Today, April 27, marks the 149th Anniversary of the sinking of the steamboat Sultana,   The boat was carrying 2,300 recently freed Union prisoners of war, plus crew and civilian passengers. A boiler explosion on this day in 1865 killed some 1,700 people.

The ship was roughly 7 miles north of Memphis when at 2 a.m., three of the steamship’s four boilers exploded. The Sultana was legally registered to carry 376 people and was carrying six times more than that on board. The Sultana’s captain, J. Cass Mason, agreed to carry the troops at 3 dollars a head. One army officer who helped send soldiers onto the boat reportedly got a 50-cent kickback for each soldier. The men were loaded in so tightly they could find no place to sleep and could barely find room to stand.
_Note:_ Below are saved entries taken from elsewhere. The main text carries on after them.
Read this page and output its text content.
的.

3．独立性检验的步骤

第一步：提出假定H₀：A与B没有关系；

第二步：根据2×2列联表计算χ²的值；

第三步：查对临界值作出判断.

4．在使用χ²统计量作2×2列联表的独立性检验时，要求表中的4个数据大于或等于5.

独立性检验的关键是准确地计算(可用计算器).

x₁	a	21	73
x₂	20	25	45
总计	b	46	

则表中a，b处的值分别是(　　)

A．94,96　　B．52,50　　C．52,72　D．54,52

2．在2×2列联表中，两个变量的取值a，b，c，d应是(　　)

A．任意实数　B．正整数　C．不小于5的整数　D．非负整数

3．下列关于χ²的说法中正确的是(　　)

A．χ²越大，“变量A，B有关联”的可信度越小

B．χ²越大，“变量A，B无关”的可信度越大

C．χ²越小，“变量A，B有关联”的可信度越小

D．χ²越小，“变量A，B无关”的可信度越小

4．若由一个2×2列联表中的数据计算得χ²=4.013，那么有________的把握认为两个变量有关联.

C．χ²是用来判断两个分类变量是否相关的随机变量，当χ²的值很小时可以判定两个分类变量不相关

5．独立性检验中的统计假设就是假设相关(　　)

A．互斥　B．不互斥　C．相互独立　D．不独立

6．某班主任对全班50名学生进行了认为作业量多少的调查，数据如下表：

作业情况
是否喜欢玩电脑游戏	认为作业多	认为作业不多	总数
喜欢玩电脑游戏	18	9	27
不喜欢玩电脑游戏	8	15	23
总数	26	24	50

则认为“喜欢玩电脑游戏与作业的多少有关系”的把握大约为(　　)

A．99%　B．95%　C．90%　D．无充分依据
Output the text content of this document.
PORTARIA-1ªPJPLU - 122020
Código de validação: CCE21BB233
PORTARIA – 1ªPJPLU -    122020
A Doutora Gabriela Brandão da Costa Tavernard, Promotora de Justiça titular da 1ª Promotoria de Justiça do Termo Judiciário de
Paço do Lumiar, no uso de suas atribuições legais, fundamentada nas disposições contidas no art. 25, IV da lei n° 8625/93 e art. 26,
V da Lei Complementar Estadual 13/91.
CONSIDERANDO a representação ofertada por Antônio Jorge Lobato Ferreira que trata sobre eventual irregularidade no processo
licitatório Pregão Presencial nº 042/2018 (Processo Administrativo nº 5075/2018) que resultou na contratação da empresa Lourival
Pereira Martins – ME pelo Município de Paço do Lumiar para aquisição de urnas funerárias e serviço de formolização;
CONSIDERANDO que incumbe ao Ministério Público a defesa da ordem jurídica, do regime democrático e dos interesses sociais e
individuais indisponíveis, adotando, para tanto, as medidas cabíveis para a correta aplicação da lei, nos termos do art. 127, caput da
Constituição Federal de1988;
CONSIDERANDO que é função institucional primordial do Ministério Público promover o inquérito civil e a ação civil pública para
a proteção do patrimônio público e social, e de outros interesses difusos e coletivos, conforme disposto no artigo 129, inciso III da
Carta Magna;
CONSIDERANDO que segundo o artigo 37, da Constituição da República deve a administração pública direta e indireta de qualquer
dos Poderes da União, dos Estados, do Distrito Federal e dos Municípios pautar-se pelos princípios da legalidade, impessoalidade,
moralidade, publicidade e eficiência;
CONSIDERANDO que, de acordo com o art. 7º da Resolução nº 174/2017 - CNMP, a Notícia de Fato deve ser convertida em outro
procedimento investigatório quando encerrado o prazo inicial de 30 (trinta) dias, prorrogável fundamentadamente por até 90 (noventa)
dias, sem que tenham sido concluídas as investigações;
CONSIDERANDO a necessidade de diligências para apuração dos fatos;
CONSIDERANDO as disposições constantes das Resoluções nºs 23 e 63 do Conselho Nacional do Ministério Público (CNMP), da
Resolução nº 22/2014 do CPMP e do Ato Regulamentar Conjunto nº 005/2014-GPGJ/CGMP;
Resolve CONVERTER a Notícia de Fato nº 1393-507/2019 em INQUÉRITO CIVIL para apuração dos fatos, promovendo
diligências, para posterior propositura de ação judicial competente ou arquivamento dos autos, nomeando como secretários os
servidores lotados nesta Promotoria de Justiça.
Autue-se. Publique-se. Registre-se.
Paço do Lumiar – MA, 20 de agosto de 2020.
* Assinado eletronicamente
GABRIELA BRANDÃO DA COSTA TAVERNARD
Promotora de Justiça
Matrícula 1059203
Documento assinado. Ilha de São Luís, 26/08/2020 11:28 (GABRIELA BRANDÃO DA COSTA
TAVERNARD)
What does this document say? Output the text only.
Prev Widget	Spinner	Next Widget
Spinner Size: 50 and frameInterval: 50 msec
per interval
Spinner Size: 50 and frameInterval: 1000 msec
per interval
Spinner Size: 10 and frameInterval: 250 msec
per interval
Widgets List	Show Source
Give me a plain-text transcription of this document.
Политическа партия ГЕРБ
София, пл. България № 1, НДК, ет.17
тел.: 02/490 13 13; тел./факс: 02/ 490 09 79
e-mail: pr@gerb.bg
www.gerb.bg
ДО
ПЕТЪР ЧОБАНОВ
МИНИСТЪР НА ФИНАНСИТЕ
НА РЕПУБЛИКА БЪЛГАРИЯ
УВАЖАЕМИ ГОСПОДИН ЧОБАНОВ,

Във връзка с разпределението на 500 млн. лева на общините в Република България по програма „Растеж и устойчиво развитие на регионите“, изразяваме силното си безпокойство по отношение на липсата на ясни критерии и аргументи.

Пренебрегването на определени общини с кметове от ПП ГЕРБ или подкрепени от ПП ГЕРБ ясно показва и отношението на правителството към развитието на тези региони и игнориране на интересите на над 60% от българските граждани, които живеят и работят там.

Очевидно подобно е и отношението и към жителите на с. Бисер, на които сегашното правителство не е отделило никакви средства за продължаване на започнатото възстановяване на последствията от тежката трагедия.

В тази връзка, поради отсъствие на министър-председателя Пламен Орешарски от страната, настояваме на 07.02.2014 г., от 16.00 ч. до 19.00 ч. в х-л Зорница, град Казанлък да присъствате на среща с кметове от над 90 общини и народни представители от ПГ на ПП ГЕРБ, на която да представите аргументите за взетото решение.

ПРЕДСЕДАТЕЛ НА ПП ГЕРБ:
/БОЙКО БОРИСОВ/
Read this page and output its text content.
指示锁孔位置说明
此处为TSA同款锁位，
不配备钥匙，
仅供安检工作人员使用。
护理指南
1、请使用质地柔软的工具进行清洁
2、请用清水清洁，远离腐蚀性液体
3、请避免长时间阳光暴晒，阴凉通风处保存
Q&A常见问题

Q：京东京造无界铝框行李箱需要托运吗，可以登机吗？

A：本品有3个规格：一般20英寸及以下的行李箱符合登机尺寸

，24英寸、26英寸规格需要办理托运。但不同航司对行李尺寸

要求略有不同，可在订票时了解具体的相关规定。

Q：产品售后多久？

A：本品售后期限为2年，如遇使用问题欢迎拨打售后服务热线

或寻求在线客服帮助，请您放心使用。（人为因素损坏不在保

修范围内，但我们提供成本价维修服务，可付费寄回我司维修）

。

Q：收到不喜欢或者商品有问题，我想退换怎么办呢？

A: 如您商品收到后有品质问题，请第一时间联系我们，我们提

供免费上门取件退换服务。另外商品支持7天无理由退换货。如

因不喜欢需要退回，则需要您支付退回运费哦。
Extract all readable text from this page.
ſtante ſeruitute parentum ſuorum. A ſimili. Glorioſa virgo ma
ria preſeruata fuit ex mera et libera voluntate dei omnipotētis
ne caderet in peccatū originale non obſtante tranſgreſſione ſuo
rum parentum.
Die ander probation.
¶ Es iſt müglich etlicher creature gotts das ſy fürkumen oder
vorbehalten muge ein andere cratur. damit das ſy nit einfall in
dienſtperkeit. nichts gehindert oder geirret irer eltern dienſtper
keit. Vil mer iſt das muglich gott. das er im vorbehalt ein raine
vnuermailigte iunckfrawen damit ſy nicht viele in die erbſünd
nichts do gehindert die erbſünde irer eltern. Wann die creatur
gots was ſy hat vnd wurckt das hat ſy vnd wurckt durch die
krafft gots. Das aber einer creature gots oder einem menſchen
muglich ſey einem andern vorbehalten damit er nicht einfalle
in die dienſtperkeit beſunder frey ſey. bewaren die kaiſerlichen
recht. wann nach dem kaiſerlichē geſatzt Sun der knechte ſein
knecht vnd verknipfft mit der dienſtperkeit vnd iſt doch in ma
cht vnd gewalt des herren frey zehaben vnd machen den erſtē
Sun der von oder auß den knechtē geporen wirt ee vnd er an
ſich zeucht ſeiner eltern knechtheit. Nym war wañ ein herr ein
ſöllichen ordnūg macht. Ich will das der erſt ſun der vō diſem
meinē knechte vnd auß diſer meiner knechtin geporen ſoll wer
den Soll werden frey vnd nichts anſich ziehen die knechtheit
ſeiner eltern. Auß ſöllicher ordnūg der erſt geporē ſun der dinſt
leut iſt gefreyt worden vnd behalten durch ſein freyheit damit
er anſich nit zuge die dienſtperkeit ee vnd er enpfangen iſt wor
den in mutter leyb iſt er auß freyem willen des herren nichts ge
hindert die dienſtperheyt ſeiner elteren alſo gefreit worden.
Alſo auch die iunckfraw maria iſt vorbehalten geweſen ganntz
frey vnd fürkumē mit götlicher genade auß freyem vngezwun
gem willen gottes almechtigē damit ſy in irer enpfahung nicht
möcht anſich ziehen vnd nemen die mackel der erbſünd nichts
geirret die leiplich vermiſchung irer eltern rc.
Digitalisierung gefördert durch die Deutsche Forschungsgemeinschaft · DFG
Mason died in the sinking.

This was the worst maritime disaster in US history, but was not as well covered at the time due to competing stories. The day before, John Wilkes Booth was captured, and General Joseph Johnston surrendered the last major Confederate army. These stories, marking the end  of a long and bloody struggle, overshadowed the sinking of the steamer.

This disaster is little known today. The Sultana herself lies buried under a soybean field near Marion, Arkansas, due to shifting of the Mississippi River’s channel over the decades since 1865.

There is a memorial to those who perished in the disaster at Mt. Olive Baptist Church, 2500 Maryville Pike in Knoxville.